Hoje, porém, não existe mais uma só verdade. E isso é uma tendência da pós-modernidade. As verdades são todas provisórias. Jacques Lacan disse que a maior verdade que você pode alcançar é a “verdade mentirosa”. A instabilidade da verdade faz as pessoas buscarem transformar grupos de pertencimento em grupos radicais, alimentados pelo ódio. Quando se tem dez coisas e se escolhe uma, a única certeza que tenho é que perde-se nove. O que num momento era opção passa a ser verdade absoluta. E a preguiça de se responsabilizar por seus desejos leva as pessoas a querer ter o conforto do grupo. Se escolhe uma religião e existe outra, quer dizer que talvez outra pessoa possa estar errada. E ela já escolheu uma religião para não estar errada. Dá muito mais trabalho defender uma postura mais equilibrada. Uma escolha é sempre um ato arriscado. Isso tudo deságua no discurso do ódio. O ódio (tradução do inglês: hate speech) ou incitamento ao ódio é, de forma genérica, qualquer ato de comunicação que inferiorize ou incite contra uma pessoa ou grupo, tendo por base características como raça, gênero, etnia, nacionalidade, religião, orientação sexual ou outro aspecto passível de discriminação.

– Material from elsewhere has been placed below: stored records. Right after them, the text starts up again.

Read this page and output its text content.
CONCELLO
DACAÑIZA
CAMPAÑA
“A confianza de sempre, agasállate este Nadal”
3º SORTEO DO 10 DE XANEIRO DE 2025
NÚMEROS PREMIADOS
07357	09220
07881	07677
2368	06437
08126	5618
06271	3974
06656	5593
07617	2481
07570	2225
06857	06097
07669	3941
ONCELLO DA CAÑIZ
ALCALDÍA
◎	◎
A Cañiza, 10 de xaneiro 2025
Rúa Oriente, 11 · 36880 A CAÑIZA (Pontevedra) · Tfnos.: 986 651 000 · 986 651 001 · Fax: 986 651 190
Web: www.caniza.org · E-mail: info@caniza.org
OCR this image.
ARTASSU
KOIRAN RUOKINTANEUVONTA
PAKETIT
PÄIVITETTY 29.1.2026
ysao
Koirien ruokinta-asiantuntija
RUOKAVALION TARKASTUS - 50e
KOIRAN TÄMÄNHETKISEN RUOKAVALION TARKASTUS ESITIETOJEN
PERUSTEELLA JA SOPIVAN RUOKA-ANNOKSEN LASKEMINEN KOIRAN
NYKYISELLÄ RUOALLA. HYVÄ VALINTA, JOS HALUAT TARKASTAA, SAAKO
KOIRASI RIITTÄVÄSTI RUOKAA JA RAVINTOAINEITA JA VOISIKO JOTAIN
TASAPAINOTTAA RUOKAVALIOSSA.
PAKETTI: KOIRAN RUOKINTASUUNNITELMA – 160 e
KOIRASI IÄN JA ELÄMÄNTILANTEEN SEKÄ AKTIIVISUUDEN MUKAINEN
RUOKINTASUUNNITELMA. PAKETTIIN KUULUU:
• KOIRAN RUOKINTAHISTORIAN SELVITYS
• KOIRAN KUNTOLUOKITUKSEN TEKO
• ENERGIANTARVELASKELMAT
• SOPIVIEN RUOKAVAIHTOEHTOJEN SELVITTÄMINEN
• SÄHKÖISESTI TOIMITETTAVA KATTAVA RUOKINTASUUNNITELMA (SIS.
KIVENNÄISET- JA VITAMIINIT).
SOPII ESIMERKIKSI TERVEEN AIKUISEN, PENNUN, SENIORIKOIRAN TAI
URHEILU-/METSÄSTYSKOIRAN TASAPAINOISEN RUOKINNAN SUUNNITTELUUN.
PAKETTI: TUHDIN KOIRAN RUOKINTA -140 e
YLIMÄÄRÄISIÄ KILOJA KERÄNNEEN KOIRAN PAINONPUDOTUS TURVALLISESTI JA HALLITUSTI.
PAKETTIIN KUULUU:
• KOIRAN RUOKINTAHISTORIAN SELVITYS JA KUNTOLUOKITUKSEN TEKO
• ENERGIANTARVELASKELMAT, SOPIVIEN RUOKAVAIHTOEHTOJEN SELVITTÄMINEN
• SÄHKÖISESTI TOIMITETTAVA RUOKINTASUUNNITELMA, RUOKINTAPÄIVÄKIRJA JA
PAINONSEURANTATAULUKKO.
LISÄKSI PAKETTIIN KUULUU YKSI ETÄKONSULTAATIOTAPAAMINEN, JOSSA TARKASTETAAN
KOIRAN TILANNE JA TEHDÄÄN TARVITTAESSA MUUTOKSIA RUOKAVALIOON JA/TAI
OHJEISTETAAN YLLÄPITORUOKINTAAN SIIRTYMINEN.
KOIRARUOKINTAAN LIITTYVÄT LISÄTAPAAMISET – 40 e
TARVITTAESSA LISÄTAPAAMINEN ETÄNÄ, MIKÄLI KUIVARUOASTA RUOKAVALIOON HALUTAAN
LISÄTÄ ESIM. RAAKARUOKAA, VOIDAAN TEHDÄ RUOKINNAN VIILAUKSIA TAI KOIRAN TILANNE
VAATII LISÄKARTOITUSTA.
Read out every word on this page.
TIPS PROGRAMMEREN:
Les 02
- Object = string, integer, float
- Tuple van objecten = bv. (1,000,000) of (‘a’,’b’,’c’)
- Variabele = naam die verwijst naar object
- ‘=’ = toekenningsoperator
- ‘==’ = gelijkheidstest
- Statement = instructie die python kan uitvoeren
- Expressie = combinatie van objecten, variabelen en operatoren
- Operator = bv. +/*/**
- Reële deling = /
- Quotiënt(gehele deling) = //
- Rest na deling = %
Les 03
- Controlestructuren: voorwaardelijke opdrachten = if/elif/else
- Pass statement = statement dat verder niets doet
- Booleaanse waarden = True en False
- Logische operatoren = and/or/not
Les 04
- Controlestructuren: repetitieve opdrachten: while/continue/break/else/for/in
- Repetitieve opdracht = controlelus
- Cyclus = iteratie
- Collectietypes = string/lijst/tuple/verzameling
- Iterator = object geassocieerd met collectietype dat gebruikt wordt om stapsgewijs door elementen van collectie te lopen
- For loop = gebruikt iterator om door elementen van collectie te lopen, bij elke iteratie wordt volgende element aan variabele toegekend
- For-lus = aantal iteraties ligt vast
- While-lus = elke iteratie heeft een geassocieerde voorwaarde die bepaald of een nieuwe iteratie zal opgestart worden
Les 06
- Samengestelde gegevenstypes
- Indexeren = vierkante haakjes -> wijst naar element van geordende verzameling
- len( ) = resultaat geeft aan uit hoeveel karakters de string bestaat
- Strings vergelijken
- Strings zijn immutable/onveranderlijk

No direito, discurso de ódio é qualquer discurso, gesto ou conduta, escrita ou representada que seja proibida porque pode incitar violência ou ação discriminatória contra um grupo de pessoas ou porque ela ofende ou intimida um grupo de cidadãos. A lei pode tipificar as características que são passíveis de levar a discriminação, como raça, gênero, origem, nacionalidade, orientação sexual ou outra característica. No Brasil, o Art. 3º da Constituição Federal define que o objetivo da República Federal do Brasil também consiste em “IV – promover o bem de todos, sem preconceitos de origem, raça, sexo, cor, idade e quaisquer outras formas de discriminação.” O artigo Art. 5º, inciso XLI diz que “a lei punirá qualquer discriminação atentatória dos direitos e liberdades fundamentais”, enquanto o inciso XLII expressamente proíbe toda forma de racismo: “XLII – a prática do racismo constitui crime inafiançável e imprescritível, sujeito à pena de reclusão, nos termos da lei”. A proibição explícita de discursos de ódio está, contudo, garantida pela lei contra o preconceito (7.716/89), que proíbe “Praticar, induzir ou incitar, pelos meios de comunicação social ou por publicação de qualquer natureza, a discriminação ou preconceito de raça, por religião, etnia ou procedência nacional.” Logo, a lei contra o preconceito já coíbe discursos de ódio referentes a raça, religião e origem. Chegou o momento de encerrar essa guerra civil verbal, que somente alimenta o discurso do ódio, que a cada dia vai fazendo mais vítimas, atingidas pela intolerância.